The S&P 500 bounced 1.2% Monday.
We didn’t get a meaningful improvement in headlines over the weekend, but after eight of the previous nine trading sessions ended in the red, a green day was inevitable.
As everyone knows, stocks don’t move in straight lines. After a bit of down, it was finally time for a bit of up. It doesn’t matter why. Running out of sellers is just one of those things that happens naturally. And Monday was that day.
Last week, I said I was looking for a bounce, and Monday’s price action definitely qualifies:
Remember, stocks top when everything looks great, and they bottom when everything looks terrible. By that measure, this is definitely a good time to be bottom-fishing.

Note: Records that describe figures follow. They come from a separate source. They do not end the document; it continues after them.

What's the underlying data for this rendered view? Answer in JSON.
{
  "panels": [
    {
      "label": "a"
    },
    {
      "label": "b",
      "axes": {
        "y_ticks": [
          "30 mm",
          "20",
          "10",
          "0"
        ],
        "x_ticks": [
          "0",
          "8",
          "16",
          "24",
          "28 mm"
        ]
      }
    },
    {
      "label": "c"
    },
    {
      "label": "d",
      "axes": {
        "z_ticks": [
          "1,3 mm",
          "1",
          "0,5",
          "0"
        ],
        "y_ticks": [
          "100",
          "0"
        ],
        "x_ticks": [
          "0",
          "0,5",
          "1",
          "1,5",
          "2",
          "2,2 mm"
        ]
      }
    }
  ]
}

To be clear, I am 100% opposed to buying on the way down.
But every time we bounce, you will find me jumping in. Start small, get in early, keep a nearby stop, and only add to a position that’s working. Follow those simple rules, and bottom-fishing is extremely profitable.

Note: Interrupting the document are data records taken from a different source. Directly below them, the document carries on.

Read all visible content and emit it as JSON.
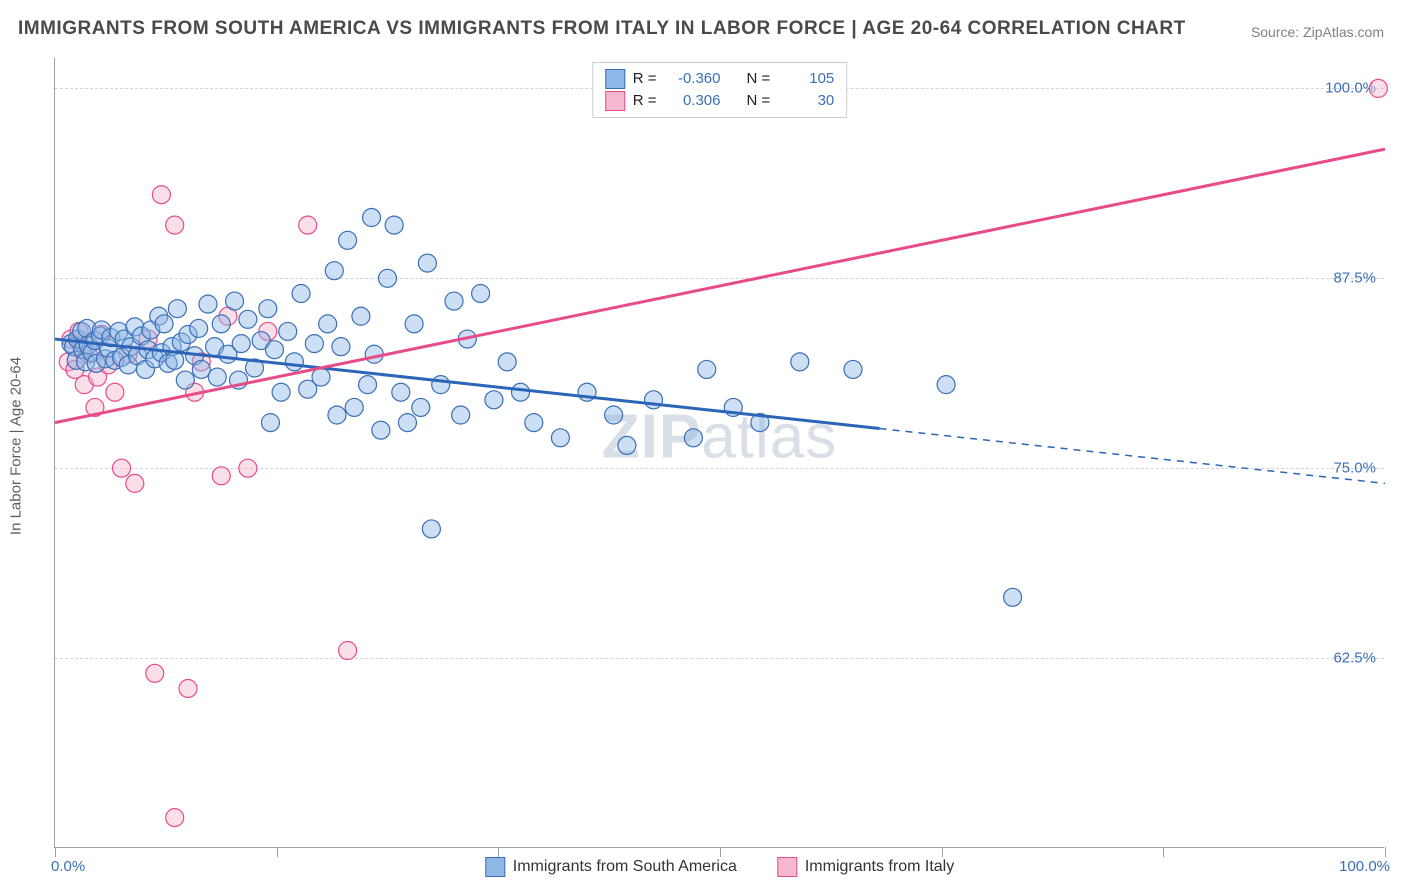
{
  "title": "IMMIGRANTS FROM SOUTH AMERICA VS IMMIGRANTS FROM ITALY IN LABOR FORCE | AGE 20-64 CORRELATION CHART",
  "source": "Source: ZipAtlas.com",
  "ylabel": "In Labor Force | Age 20-64",
  "watermark_a": "ZIP",
  "watermark_b": "atlas",
  "chart": {
    "type": "scatter",
    "xlim": [
      0,
      100
    ],
    "ylim": [
      50,
      102
    ],
    "y_ticks": [
      62.5,
      75.0,
      87.5,
      100.0
    ],
    "y_tick_labels": [
      "62.5%",
      "75.0%",
      "87.5%",
      "100.0%"
    ],
    "x_axis_min_label": "0.0%",
    "x_axis_max_label": "100.0%",
    "x_ticks": [
      0,
      16.67,
      33.33,
      50,
      66.67,
      83.33,
      100
    ],
    "background_color": "#ffffff",
    "grid_color": "#d0d5db",
    "axis_color": "#9aa1a9",
    "tick_label_color": "#3b6fb6",
    "marker_radius": 9,
    "marker_opacity": 0.45,
    "series": [
      {
        "name": "Immigrants from South America",
        "color_fill": "#8fb7e6",
        "color_stroke": "#3b6fb6",
        "r_value": "-0.360",
        "n_value": "105",
        "trendline": {
          "color": "#2b65b7",
          "width": 3,
          "solid_x_end": 62,
          "y_start": 83.5,
          "y_end": 74.0
        },
        "points": [
          [
            1.2,
            83.2
          ],
          [
            1.4,
            83.0
          ],
          [
            1.6,
            82.1
          ],
          [
            1.7,
            83.5
          ],
          [
            2.0,
            84.0
          ],
          [
            2.1,
            82.8
          ],
          [
            2.3,
            82.0
          ],
          [
            2.4,
            84.2
          ],
          [
            2.5,
            83.1
          ],
          [
            2.8,
            82.6
          ],
          [
            3.0,
            83.4
          ],
          [
            3.1,
            81.9
          ],
          [
            3.4,
            83.7
          ],
          [
            3.5,
            84.1
          ],
          [
            3.8,
            82.2
          ],
          [
            4.0,
            82.9
          ],
          [
            4.2,
            83.6
          ],
          [
            4.5,
            82.1
          ],
          [
            4.8,
            84.0
          ],
          [
            5.0,
            82.3
          ],
          [
            5.2,
            83.5
          ],
          [
            5.5,
            81.8
          ],
          [
            5.7,
            83.0
          ],
          [
            6.0,
            84.3
          ],
          [
            6.2,
            82.4
          ],
          [
            6.5,
            83.7
          ],
          [
            6.8,
            81.5
          ],
          [
            7.0,
            82.8
          ],
          [
            7.2,
            84.1
          ],
          [
            7.5,
            82.2
          ],
          [
            7.8,
            85.0
          ],
          [
            8.0,
            82.6
          ],
          [
            8.2,
            84.5
          ],
          [
            8.5,
            81.9
          ],
          [
            8.8,
            83.0
          ],
          [
            9.0,
            82.1
          ],
          [
            9.2,
            85.5
          ],
          [
            9.5,
            83.3
          ],
          [
            9.8,
            80.8
          ],
          [
            10.0,
            83.8
          ],
          [
            10.5,
            82.4
          ],
          [
            10.8,
            84.2
          ],
          [
            11.0,
            81.5
          ],
          [
            11.5,
            85.8
          ],
          [
            12.0,
            83.0
          ],
          [
            12.2,
            81.0
          ],
          [
            12.5,
            84.5
          ],
          [
            13.0,
            82.5
          ],
          [
            13.5,
            86.0
          ],
          [
            13.8,
            80.8
          ],
          [
            14.0,
            83.2
          ],
          [
            14.5,
            84.8
          ],
          [
            15.0,
            81.6
          ],
          [
            15.5,
            83.4
          ],
          [
            16.0,
            85.5
          ],
          [
            16.2,
            78.0
          ],
          [
            16.5,
            82.8
          ],
          [
            17.0,
            80.0
          ],
          [
            17.5,
            84.0
          ],
          [
            18.0,
            82.0
          ],
          [
            18.5,
            86.5
          ],
          [
            19.0,
            80.2
          ],
          [
            19.5,
            83.2
          ],
          [
            20.0,
            81.0
          ],
          [
            20.5,
            84.5
          ],
          [
            21.0,
            88.0
          ],
          [
            21.2,
            78.5
          ],
          [
            21.5,
            83.0
          ],
          [
            22.0,
            90.0
          ],
          [
            22.5,
            79.0
          ],
          [
            23.0,
            85.0
          ],
          [
            23.5,
            80.5
          ],
          [
            23.8,
            91.5
          ],
          [
            24.0,
            82.5
          ],
          [
            24.5,
            77.5
          ],
          [
            25.0,
            87.5
          ],
          [
            25.5,
            91.0
          ],
          [
            26.0,
            80.0
          ],
          [
            26.5,
            78.0
          ],
          [
            27.0,
            84.5
          ],
          [
            27.5,
            79.0
          ],
          [
            28.0,
            88.5
          ],
          [
            28.3,
            71.0
          ],
          [
            29.0,
            80.5
          ],
          [
            30.0,
            86.0
          ],
          [
            30.5,
            78.5
          ],
          [
            31.0,
            83.5
          ],
          [
            32.0,
            86.5
          ],
          [
            33.0,
            79.5
          ],
          [
            34.0,
            82.0
          ],
          [
            35.0,
            80.0
          ],
          [
            36.0,
            78.0
          ],
          [
            38.0,
            77.0
          ],
          [
            40.0,
            80.0
          ],
          [
            42.0,
            78.5
          ],
          [
            43.0,
            76.5
          ],
          [
            45.0,
            79.5
          ],
          [
            48.0,
            77.0
          ],
          [
            49.0,
            81.5
          ],
          [
            51.0,
            79.0
          ],
          [
            53.0,
            78.0
          ],
          [
            56.0,
            82.0
          ],
          [
            60.0,
            81.5
          ],
          [
            67.0,
            80.5
          ],
          [
            72.0,
            66.5
          ]
        ]
      },
      {
        "name": "Immigrants from Italy",
        "color_fill": "#f5b8cf",
        "color_stroke": "#e84b8a",
        "r_value": "0.306",
        "n_value": "30",
        "trendline": {
          "color": "#e84b8a",
          "width": 3,
          "solid_x_end": 100,
          "y_start": 78.0,
          "y_end": 96.0
        },
        "points": [
          [
            1.0,
            82.0
          ],
          [
            1.2,
            83.5
          ],
          [
            1.5,
            81.5
          ],
          [
            1.8,
            84.0
          ],
          [
            2.0,
            83.0
          ],
          [
            2.2,
            80.5
          ],
          [
            2.5,
            82.5
          ],
          [
            3.0,
            79.0
          ],
          [
            3.2,
            81.0
          ],
          [
            3.5,
            83.8
          ],
          [
            4.0,
            81.8
          ],
          [
            4.5,
            80.0
          ],
          [
            5.0,
            75.0
          ],
          [
            5.5,
            82.5
          ],
          [
            6.0,
            74.0
          ],
          [
            7.0,
            83.5
          ],
          [
            7.5,
            61.5
          ],
          [
            8.0,
            93.0
          ],
          [
            9.0,
            91.0
          ],
          [
            9.0,
            52.0
          ],
          [
            10.0,
            60.5
          ],
          [
            10.5,
            80.0
          ],
          [
            11.0,
            82.0
          ],
          [
            12.5,
            74.5
          ],
          [
            13.0,
            85.0
          ],
          [
            14.5,
            75.0
          ],
          [
            16.0,
            84.0
          ],
          [
            19.0,
            91.0
          ],
          [
            22.0,
            63.0
          ],
          [
            99.5,
            100.0
          ]
        ]
      }
    ],
    "legend_top": {
      "r_label": "R =",
      "n_label": "N ="
    },
    "legend_bottom": [
      {
        "label": "Immigrants from South America",
        "fill": "#8fb7e6",
        "stroke": "#3b6fb6"
      },
      {
        "label": "Immigrants from Italy",
        "fill": "#f5b8cf",
        "stroke": "#e84b8a"
      }
    ]
  }
}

I have no idea if Monday’s bounce will stick, but it was a good start, and that’s all I needed to put on a partial position. Start small, get in early, keep a nearby stop, and only add to a trade that’s working.
If the index retreats today, I will pull the plug for a small loss and try again next time. If the rebound keeps going, I will add more and lift my initial stops to near my entry points, greatly reducing my risk.
As I frequently remind readers, buying bounces is hard because two-thirds of them fail. But if we limit our losses on the false starts by entering with partial positions and keeping stops nearby, riding a winner higher with a full position will more than offset any previous losses.
I have no idea if Monday’s bounce is the real deal, but it gave me a low-risk entry, and I took it. If this one doesn’t work, no big deal, I take a small loss and try again next time.
But if the index bounces a little further today, I will lift my stops near my entry points, turning this into a nearly free trade. It is hard to complain about that.